At my first IPC World Championships in 2013 I came away with a bronze in the 400 m Freestyle. This was my first major international competition and was an amazing and overwhelming experience. It was definitely a great learning curve for me.

In 2015 I came away from the 2015 IPC World Championships with four Golds in 100 m Butterfly, 400 m Freestyle, 200 m Individual Medley and the 4 x 100 m Medley relay (I swam the Butterfly leg); a Silver in the 100 m Backstroke and a Bronze in the 4 x 100 m Freestyle relay. I was Britain’s highest medal earner for this event. This was totally overwhelming. I went into this competition ranked no1 in the world in my top three events, but you never know what can happen on the day so I never expected that I’d actually win all three and that we would win medals the relays.

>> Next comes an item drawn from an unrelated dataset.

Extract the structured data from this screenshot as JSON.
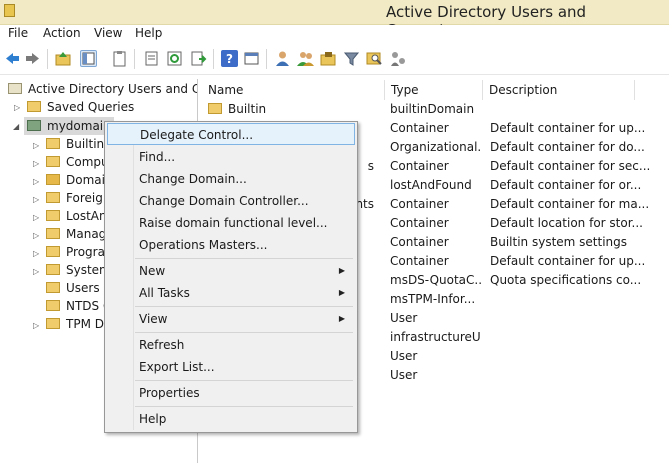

In 2018 at the European Championships I won Gold in the 100 m Freestyle and Bronze in the 50 m Freestyle. There two medals mean the most to me because of all of the challenges I had to face and overcome just to get there. At this event, I had to go through classification review and was put a classification higher for the first five days of competition due to a mistake in my classification, before being moved back down to the S5 class. This meant I missed half of my races and was extremely stressful not knowing if it would be sorted by the end of the meet.

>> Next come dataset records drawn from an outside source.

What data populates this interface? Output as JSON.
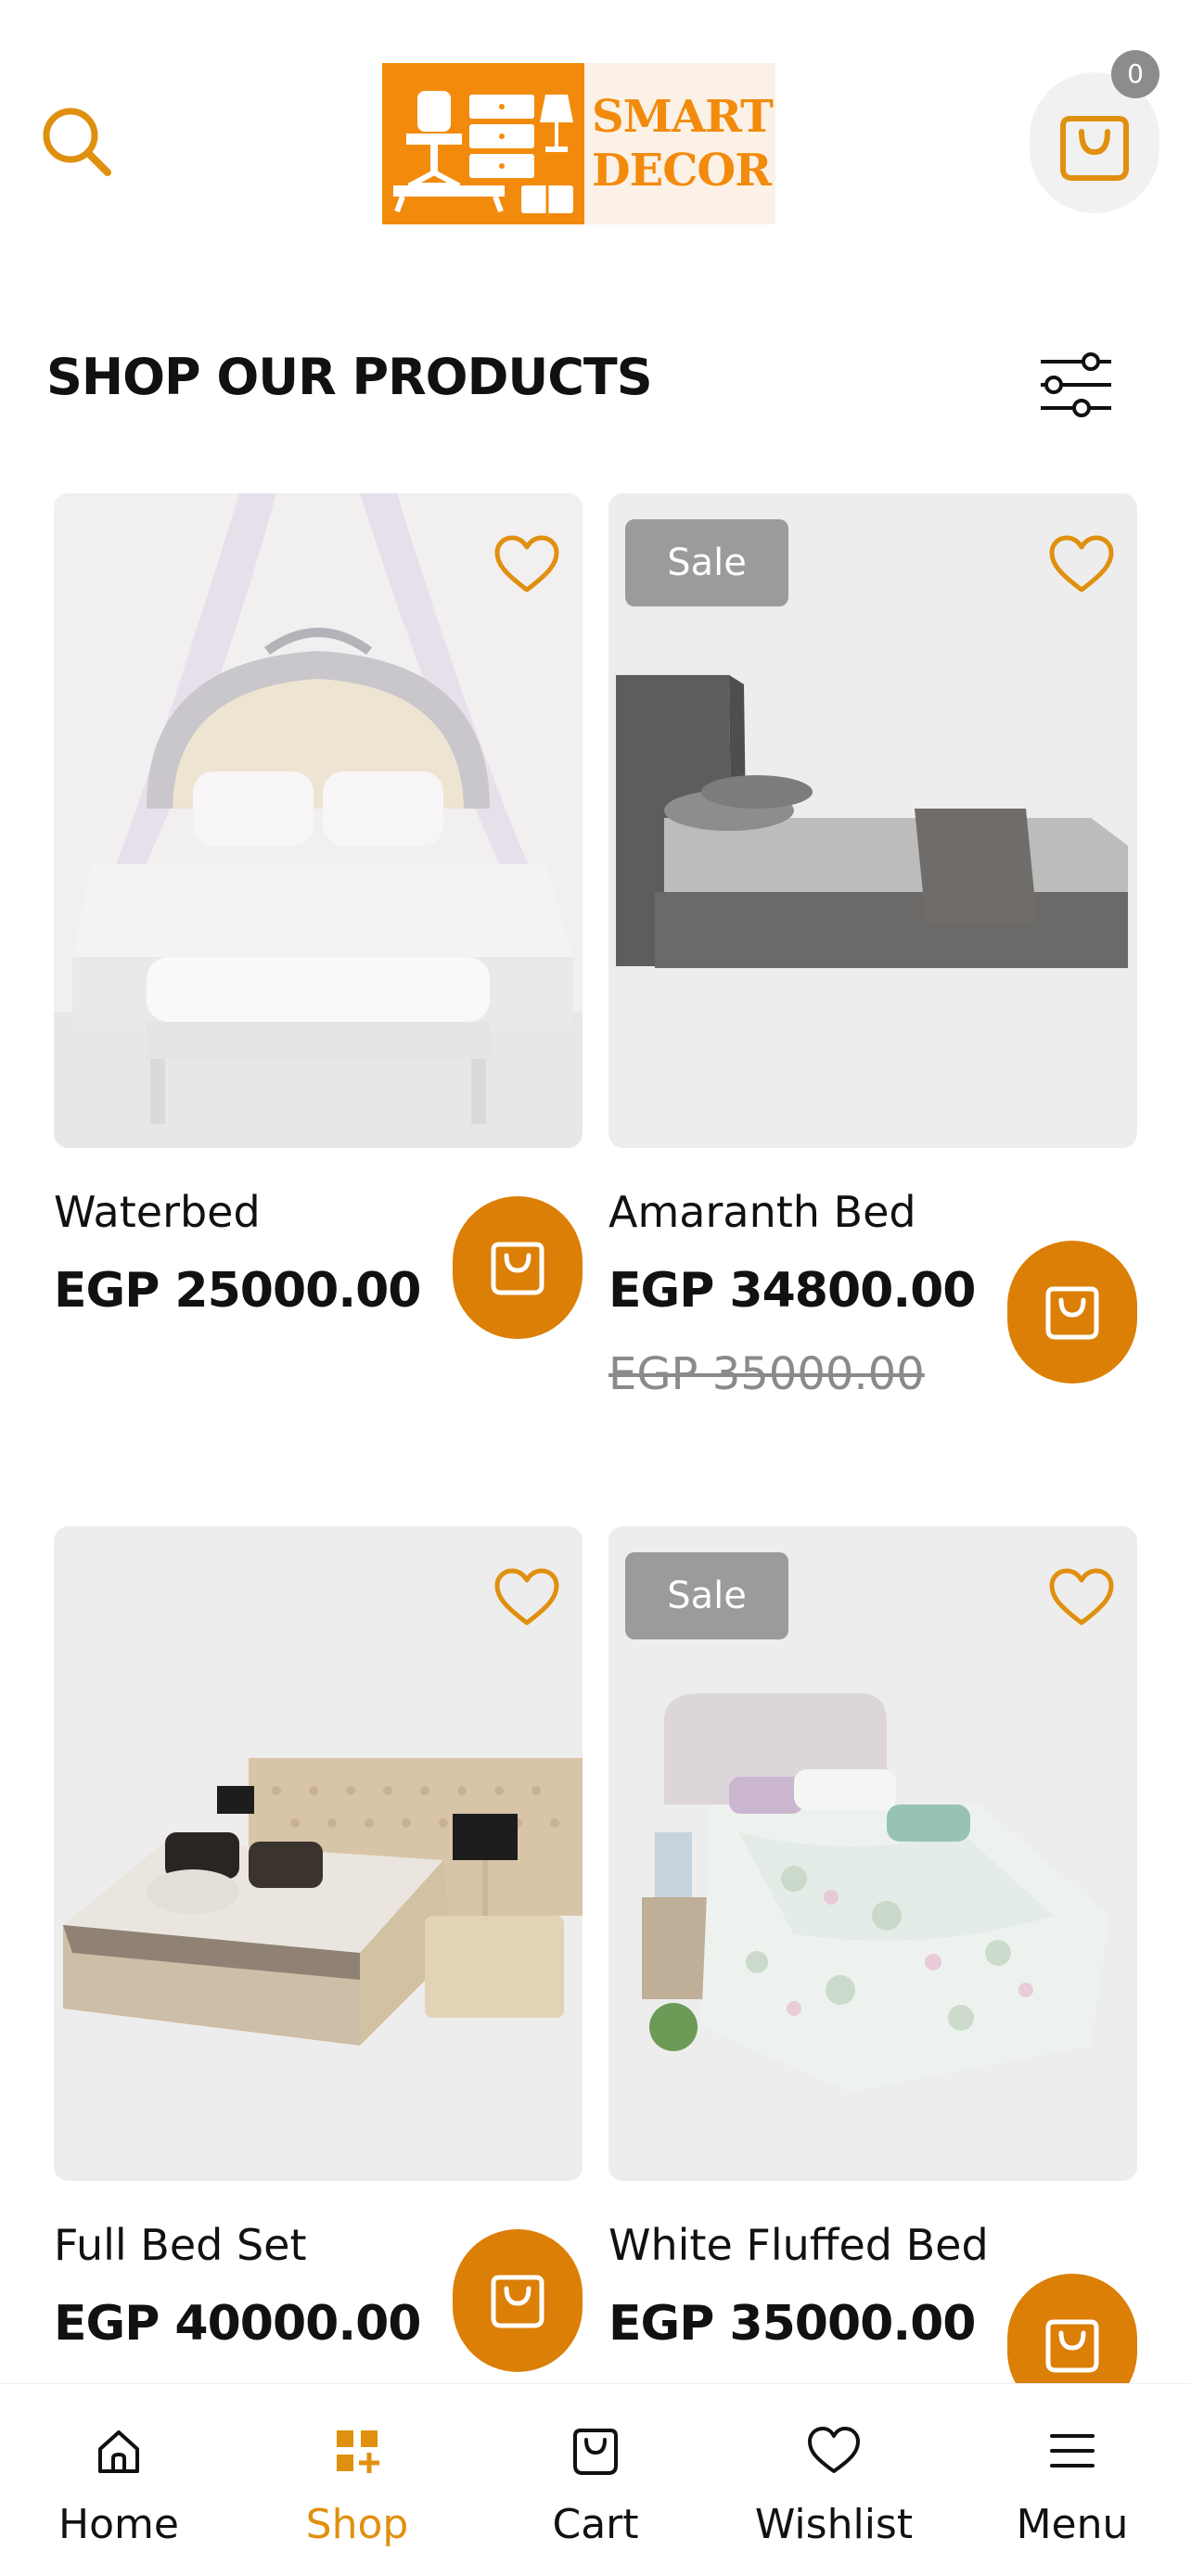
{
  "header": {
    "logo_line1": "SMART",
    "logo_line2": "DECOR",
    "cart_count": "0"
  },
  "section_title": "SHOP OUR PRODUCTS",
  "products": [
    {
      "name": "Waterbed",
      "price": "EGP 25000.00",
      "sale_badge": "",
      "old_price": ""
    },
    {
      "name": "Amaranth Bed",
      "price": "EGP 34800.00",
      "sale_badge": "Sale",
      "old_price": "EGP 35000.00"
    },
    {
      "name": "Full Bed Set",
      "price": "EGP 40000.00",
      "sale_badge": "",
      "old_price": ""
    },
    {
      "name": "White Fluffed Bed",
      "price": "EGP 35000.00",
      "sale_badge": "Sale",
      "old_price": ""
    }
  ],
  "bottom_nav": [
    {
      "label": "Home",
      "icon": "home-icon",
      "active": false
    },
    {
      "label": "Shop",
      "icon": "grid-plus-icon",
      "active": true
    },
    {
      "label": "Cart",
      "icon": "bag-icon",
      "active": false
    },
    {
      "label": "Wishlist",
      "icon": "heart-icon",
      "active": false
    },
    {
      "label": "Menu",
      "icon": "menu-icon",
      "active": false
    }
  ],
  "colors": {
    "accent": "#E0900F",
    "button": "#DB7F07",
    "logo_orange": "#F28B0C",
    "badge_gray": "#9B9B9B",
    "card_bg": "#EDEDED"
  }
}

I have now been selected for the 2019 World Championships in London in September and cannot wait to return to this level of competition. It’s been so long since I’ve been able to see some of my para swimming friends from different nations so it will be a great experience especially as is it is a home championships.

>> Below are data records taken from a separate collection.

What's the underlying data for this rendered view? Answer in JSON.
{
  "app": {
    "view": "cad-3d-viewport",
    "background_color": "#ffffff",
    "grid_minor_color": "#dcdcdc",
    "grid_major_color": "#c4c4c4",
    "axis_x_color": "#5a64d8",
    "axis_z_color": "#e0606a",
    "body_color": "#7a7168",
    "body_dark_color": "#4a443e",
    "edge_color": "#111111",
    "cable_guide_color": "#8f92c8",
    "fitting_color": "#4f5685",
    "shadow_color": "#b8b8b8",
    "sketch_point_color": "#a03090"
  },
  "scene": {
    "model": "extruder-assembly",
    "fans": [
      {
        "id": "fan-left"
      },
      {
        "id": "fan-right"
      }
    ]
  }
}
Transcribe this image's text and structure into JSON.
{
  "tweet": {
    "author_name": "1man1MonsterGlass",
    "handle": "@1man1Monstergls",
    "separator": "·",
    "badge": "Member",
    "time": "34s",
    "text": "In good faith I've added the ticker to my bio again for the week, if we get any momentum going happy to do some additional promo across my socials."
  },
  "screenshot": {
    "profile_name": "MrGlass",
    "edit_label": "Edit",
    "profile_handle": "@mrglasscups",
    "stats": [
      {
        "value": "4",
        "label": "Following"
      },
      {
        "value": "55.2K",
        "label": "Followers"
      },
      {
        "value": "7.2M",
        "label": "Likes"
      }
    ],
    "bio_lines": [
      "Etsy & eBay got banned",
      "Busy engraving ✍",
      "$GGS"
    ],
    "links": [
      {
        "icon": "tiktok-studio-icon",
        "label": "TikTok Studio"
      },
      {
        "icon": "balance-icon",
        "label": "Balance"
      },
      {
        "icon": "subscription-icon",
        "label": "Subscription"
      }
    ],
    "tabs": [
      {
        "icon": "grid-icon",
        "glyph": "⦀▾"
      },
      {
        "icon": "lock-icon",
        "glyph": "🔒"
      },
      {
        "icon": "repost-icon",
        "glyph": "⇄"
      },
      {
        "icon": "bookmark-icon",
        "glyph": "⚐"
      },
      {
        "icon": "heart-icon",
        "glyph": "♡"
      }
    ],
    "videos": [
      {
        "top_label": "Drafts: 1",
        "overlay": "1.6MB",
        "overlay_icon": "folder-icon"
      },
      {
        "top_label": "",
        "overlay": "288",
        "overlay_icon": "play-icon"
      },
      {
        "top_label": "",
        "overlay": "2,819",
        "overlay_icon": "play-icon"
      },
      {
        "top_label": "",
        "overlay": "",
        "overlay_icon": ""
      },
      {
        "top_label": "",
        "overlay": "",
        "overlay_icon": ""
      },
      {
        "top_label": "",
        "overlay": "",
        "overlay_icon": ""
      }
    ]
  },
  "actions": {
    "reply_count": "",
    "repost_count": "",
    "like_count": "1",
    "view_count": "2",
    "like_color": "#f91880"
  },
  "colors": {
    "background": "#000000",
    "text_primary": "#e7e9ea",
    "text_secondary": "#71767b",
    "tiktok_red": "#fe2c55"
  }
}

The impact sport has had on my life

For me sport was everything growing up. It gave me an outlet to let out all of my frustrations related to my disability; it made me feel like I could achieve and helped me to feel like any other able bodied kid who didn’t have extra challenges to face in life. It was a good escape. Swimming taught me discipline, respect, how to overcome challenges and, most importantly, gave me confidence in my abilities. In the pool I was treated like any other kid. I didn’t need any help I could be completely independent and I loved the freedom that came with that. RaceRunning is a really good way for me to clear my head and has become an integral part of my swimming training as it helps keeps my legs as strong as possible and stretches them out.

My Ambitions in sport

I’ve now realised that having fun and enjoying training and racing is the key to being happy and is key to good performances. My one aim in sport now is to make it to a Paralympic Games. Winning medals would obviously be a massive bonus but through my rocky journey I’ve learnt that it really is the participation, enjoyment, and giving 100% that counts, not where you place.

My advice to others with cp who might want to try sport

Sport can have so many benefits to people with CP and other neurological conditions. It might take you a while to find the right sport for you and as you get older that sport may change, but don’t give up because I can tell you that when you find the right one it is so worth it!